I think, what you are getting is not a true representation of dielectric constant. As you are having some metal particles in your sample, they are causing a leakage current in your sample. This is giving results to (1) very high apparent dielectric constnt and (2) a unstable measurement values. I have numerous sample measured at various voltages (k vs. V). Near the breakdown voltage where there is a considerable leakage current in the sample, near DC measurements (even upto 1 MHz) can show very high k values as well as negative values. However, there results are not reproducible. In that low frequency regime, I think, L and R plays a dominant role for conductive samples instead of C. However if you are measuring at microwave freq, low skin depth in metal may prevent such thing to happen. However you will see a high loss tangent in the sample.

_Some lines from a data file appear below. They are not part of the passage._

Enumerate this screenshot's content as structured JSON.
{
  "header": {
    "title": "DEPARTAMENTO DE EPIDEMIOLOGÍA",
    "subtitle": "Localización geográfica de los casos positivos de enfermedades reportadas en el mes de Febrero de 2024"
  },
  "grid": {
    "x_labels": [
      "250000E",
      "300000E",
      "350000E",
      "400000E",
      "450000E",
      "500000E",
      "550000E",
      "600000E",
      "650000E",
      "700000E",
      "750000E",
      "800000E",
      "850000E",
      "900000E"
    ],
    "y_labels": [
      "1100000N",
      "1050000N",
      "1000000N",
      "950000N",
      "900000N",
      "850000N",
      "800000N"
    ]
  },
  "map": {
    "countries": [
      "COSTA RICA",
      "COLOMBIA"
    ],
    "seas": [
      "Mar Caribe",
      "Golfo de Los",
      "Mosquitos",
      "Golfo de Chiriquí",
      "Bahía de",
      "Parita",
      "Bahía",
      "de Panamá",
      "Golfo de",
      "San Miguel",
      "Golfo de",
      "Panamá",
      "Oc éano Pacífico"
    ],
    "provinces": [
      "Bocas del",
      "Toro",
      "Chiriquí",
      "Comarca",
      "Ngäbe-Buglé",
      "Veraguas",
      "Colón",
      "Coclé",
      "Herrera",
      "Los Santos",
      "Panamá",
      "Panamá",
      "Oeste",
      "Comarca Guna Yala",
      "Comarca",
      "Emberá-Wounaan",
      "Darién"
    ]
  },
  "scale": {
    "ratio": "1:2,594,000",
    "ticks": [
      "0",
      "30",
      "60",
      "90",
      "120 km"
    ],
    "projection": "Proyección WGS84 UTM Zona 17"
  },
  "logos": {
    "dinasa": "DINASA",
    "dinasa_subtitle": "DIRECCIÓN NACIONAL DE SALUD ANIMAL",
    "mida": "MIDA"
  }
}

This may be opinion from experience and your case mey be completely different.
Dear Raju, looking at your dielectric constant results, it will be viable if you try to understand the dielectric behavior with tandelta to understand what B Roy explained above. You should start with pure ferrite and add very small amount of %metal for some real good explanation. As increase in metal %age and the thermally activated carriers with temperature will complicate dielectic phenomenon explanation.
I agree with the colleagues above. It might be helpful if you describe the experimental arrangement (size, shape of the sample holder, nature of your sample, volume fraction of the sample in resonator, applied voltage etc.). 100 kHz is not a specially hight frequency. Did you try to use compression molded parallel-plate geometry with standard AC bridge method? First you should try to do isotheraml measurements at different frequencies to the stability of your results.